You cannot, however, run it every down. Passes will obviously come into play, When they do, I would like to see the emphasis put on using the middle of the field. I have built an ongoing observational theory that many teams, including the Bengals, rely on sideline pass patterns too much and that it's hurting their performance. New England exploits the middle of the field quite a lot with nice results. Even the Bengals do well when they try it, but last week Dalton had a hell of a time completing anything thrown outside of the hash marks.
It makes sense when you think about it. A quarterback needs a powerful arm to throw it laterally down the field because the pass takes longer to reach its target; throwing in the middle is a more direct route. The Bengals have a stockpile of talent that could easily exploit this area of the field. Their tight-end tandem is working when given the chance, but not when they are asked to run toward the sideline. Giovani Bernard is a tremendous underneath pass-catcher that should be used more often as an escape hatch. Mohamed Sanu is a big-bodied receiver that has shown an ability to go across the middle. Even A.J. Green has gained first downs on easy inside slant patterns.

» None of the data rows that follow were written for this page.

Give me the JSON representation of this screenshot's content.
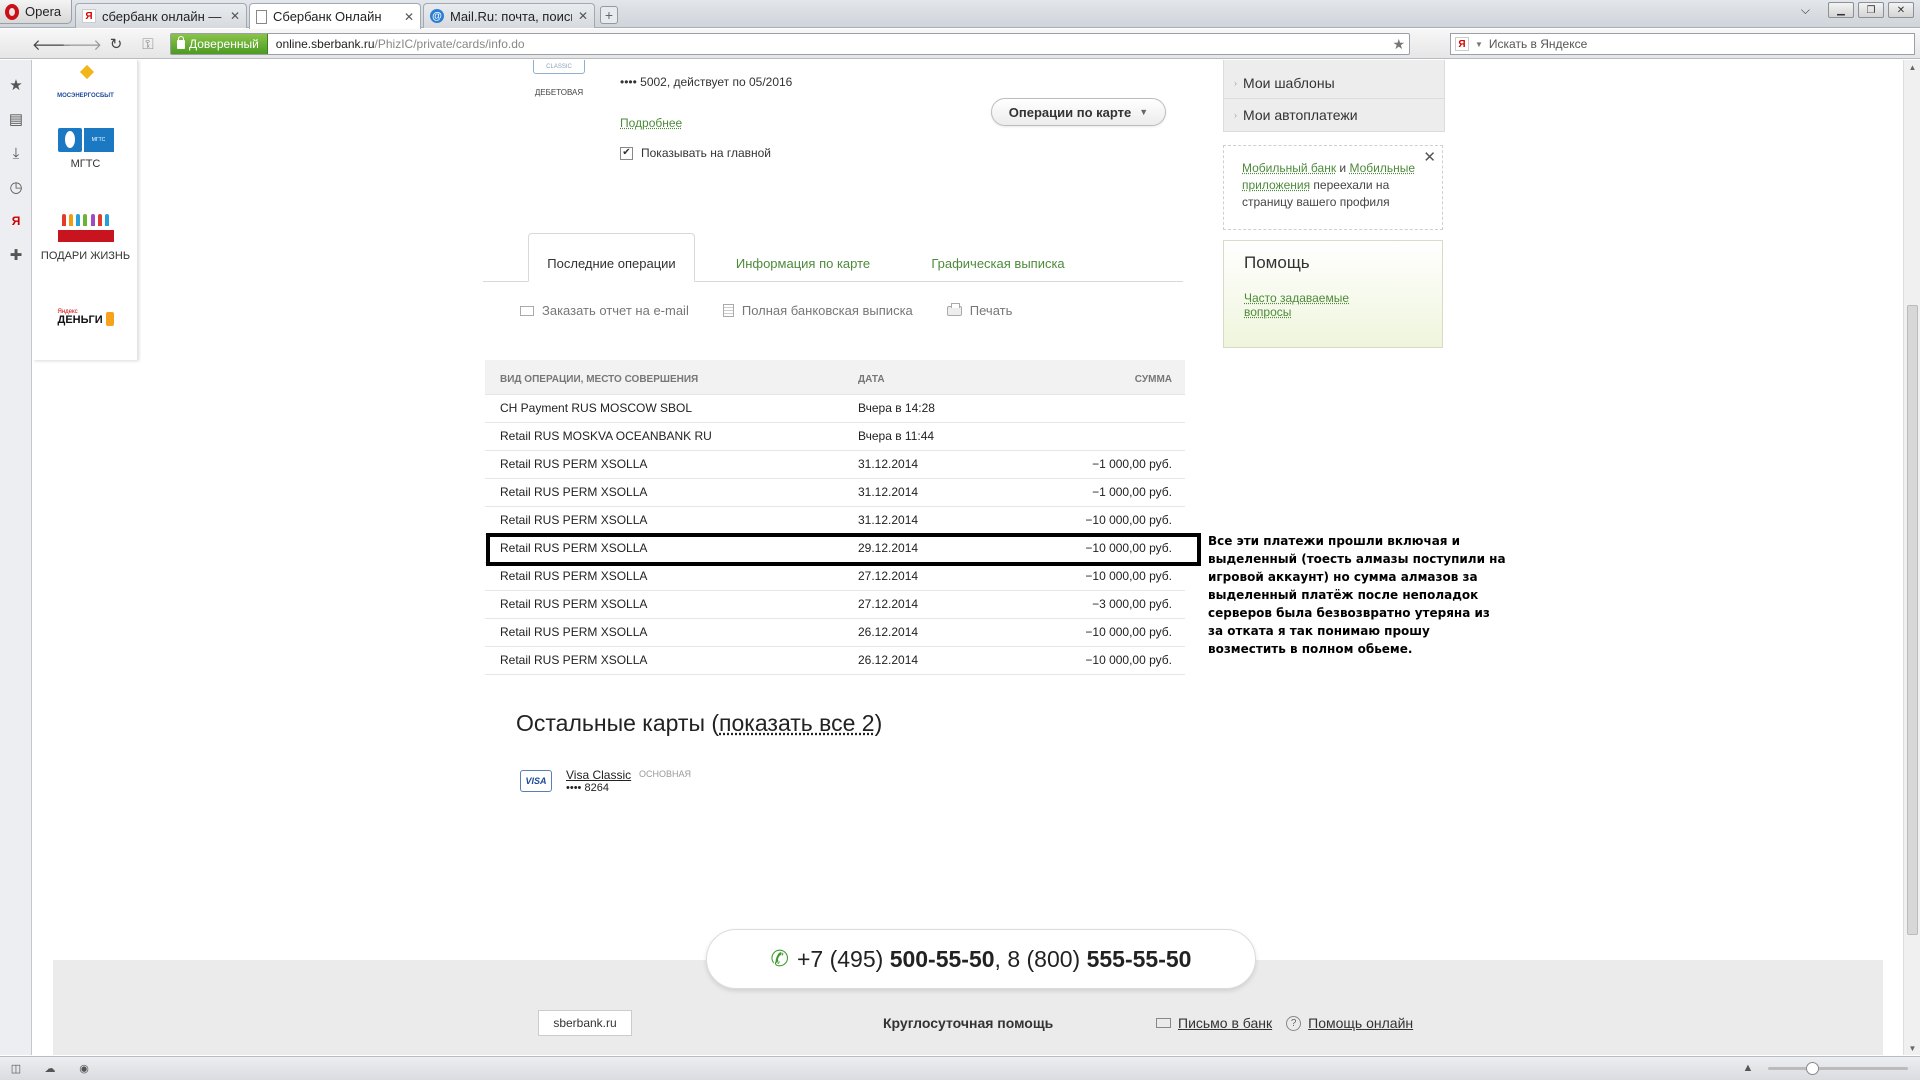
{
  "browser": {
    "menu_label": "Opera",
    "tabs": [
      {
        "title": "сбербанк онлайн — Я..."
      },
      {
        "title": "Сбербанк Онлайн"
      },
      {
        "title": "Mail.Ru: почта, поиск ..."
      }
    ],
    "trust_label": "Доверенный",
    "url_host": "online.sberbank.ru",
    "url_path": "/PhizIC/private/cards/info.do",
    "search_placeholder": "Искать в Яндексе"
  },
  "partners": [
    {
      "label": "МОСЭНЕРГОСБЫТ",
      "caption": ""
    },
    {
      "label": "МГТС",
      "caption": "МГТС"
    },
    {
      "label": "ПОДАРИ ЖИЗНЬ",
      "caption": "ПОДАРИ ЖИЗНЬ"
    },
    {
      "label_small": "Яндекс",
      "label": "ДЕНЬГИ"
    }
  ],
  "card": {
    "type_badge": "CLASSIC",
    "kind": "ДЕБЕТОВАЯ",
    "number_line": "•••• 5002, действует по 05/2016",
    "more_link": "Подробнее",
    "operations_button": "Операции по карте",
    "show_on_main": "Показывать на главной",
    "show_on_main_checked": true
  },
  "tabs": [
    {
      "label": "Последние операции",
      "active": true
    },
    {
      "label": "Информация по карте",
      "active": false
    },
    {
      "label": "Графическая выписка",
      "active": false
    }
  ],
  "actions": {
    "email_report": "Заказать отчет на e-mail",
    "full_statement": "Полная банковская выписка",
    "print": "Печать"
  },
  "operations": {
    "columns": [
      "ВИД ОПЕРАЦИИ, МЕСТО СОВЕРШЕНИЯ",
      "ДАТА",
      "СУММА"
    ],
    "rows": [
      {
        "desc": "CH Payment RUS MOSCOW SBOL",
        "date": "Вчера в 14:28",
        "amount": ""
      },
      {
        "desc": "Retail RUS MOSKVA OCEANBANK RU",
        "date": "Вчера в 11:44",
        "amount": ""
      },
      {
        "desc": "Retail RUS PERM XSOLLA",
        "date": "31.12.2014",
        "amount": "−1 000,00 руб."
      },
      {
        "desc": "Retail RUS PERM XSOLLA",
        "date": "31.12.2014",
        "amount": "−1 000,00 руб."
      },
      {
        "desc": "Retail RUS PERM XSOLLA",
        "date": "31.12.2014",
        "amount": "−10 000,00 руб."
      },
      {
        "desc": "Retail RUS PERM XSOLLA",
        "date": "29.12.2014",
        "amount": "−10 000,00 руб."
      },
      {
        "desc": "Retail RUS PERM XSOLLA",
        "date": "27.12.2014",
        "amount": "−10 000,00 руб."
      },
      {
        "desc": "Retail RUS PERM XSOLLA",
        "date": "27.12.2014",
        "amount": "−3 000,00 руб."
      },
      {
        "desc": "Retail RUS PERM XSOLLA",
        "date": "26.12.2014",
        "amount": "−10 000,00 руб."
      },
      {
        "desc": "Retail RUS PERM XSOLLA",
        "date": "26.12.2014",
        "amount": "−10 000,00 руб."
      }
    ]
  },
  "annotation": {
    "text": "Все эти платежи прошли  включая и выделенный  (тоесть алмазы поступили на игровой аккаунт) но сумма алмазов за выделенный платёж после неполадок серверов была безвозвратно утеряна  из за отката я так понимаю прошу возместить в полном обьеме."
  },
  "other_cards": {
    "title_prefix": "Остальные карты (",
    "title_link": "показать все 2",
    "title_suffix": ")",
    "card_name": "Visa Classic",
    "card_tag": "ОСНОВНАЯ",
    "card_number": "•••• 8264",
    "brand": "VISA"
  },
  "sidebar": {
    "menu": [
      "Мои шаблоны",
      "Мои автоплатежи"
    ],
    "mobile_notice": {
      "link1": "Мобильный банк",
      "and": " и ",
      "link2": "Мобильные приложения",
      "rest": " переехали на страницу вашего профиля"
    },
    "help_title": "Помощь",
    "help_link": "Часто задаваемые вопросы"
  },
  "footer": {
    "phone1_prefix": "+7 (495) ",
    "phone1_number": "500-55-50",
    "separator": ", 8 (800) ",
    "phone2_number": "555-55-50",
    "site_button": "sberbank.ru",
    "support": "Круглосуточная помощь",
    "letter_link": "Письмо в банк",
    "help_online": "Помощь онлайн"
  },
  "colors": {
    "link_green": "#4d8a3a",
    "trust_green": "#4b9b22",
    "brand_red": "#cc0f16"
  }
}
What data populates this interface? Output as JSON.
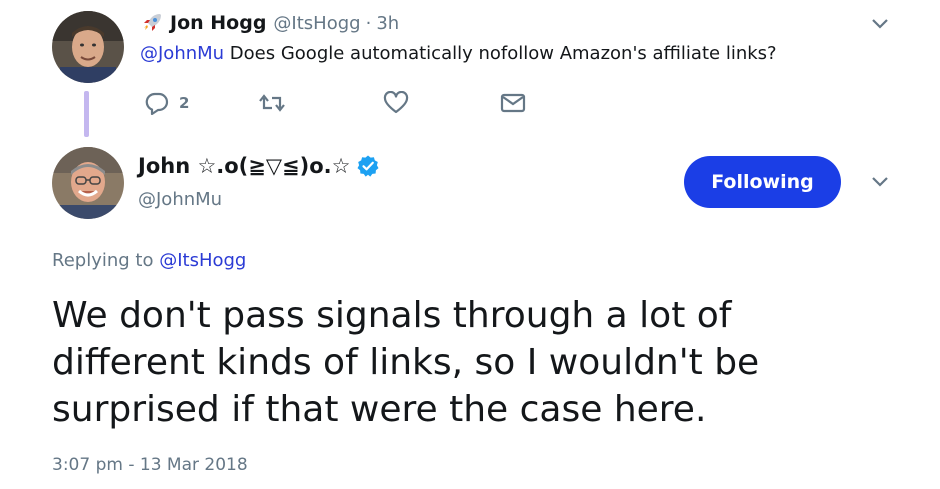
{
  "parent_tweet": {
    "author_name": "Jon Hogg",
    "author_handle": "@ItsHogg",
    "separator": "·",
    "time_ago": "3h",
    "mention": "@JohnMu",
    "text": " Does Google automatically nofollow Amazon's affiliate links?",
    "reply_count": "2",
    "icons": {
      "name_emoji": "rocket-icon",
      "reply": "reply-icon",
      "retweet": "retweet-icon",
      "like": "heart-icon",
      "dm": "envelope-icon",
      "menu": "chevron-down-icon"
    }
  },
  "main_tweet": {
    "author_name": "John ☆.o(≧▽≦)o.☆",
    "author_handle": "@JohnMu",
    "verified": true,
    "follow_label": "Following",
    "replying_prefix": "Replying to ",
    "replying_to": "@ItsHogg",
    "text": "We don't pass signals through a lot of different kinds of links, so I wouldn't be surprised if that were the case here.",
    "timestamp": "3:07 pm - 13 Mar 2018"
  },
  "colors": {
    "accent_blue": "#1b3ee6",
    "mention_blue": "#2b3bd5",
    "secondary_text": "#657786",
    "thread_line": "#c4b7ef",
    "verified_blue": "#1da1f2"
  }
}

After an ugly performance like the one last week in Cleveland, it's important to scale back the complexity on offense and go back to basic stuff that makes sense. You can only build on success. Perhaps this being the first game of the second quarter of the season, some more macro adjustments will be made and an emphasis on the run will become noticeable.
The forecast says it will rain tomorrow which only strengthens my argument to run the ball. Whichever team wins in this statistical column, wins the game.
The Bengals need this one. Not only for records sake, but also for a much needed jolt of confidence. They are a miracle defensive touchdown away from being 1-3, and haven't come anywhere near the level of play that we expected on a regular basis this year. The whole organization needs to rise up if they are to truly and significantly change the culture of this team. It must start now, but my gut tells me it won't.
Patriots 28, Bengals 24
Mojokong-surprised to see it this way.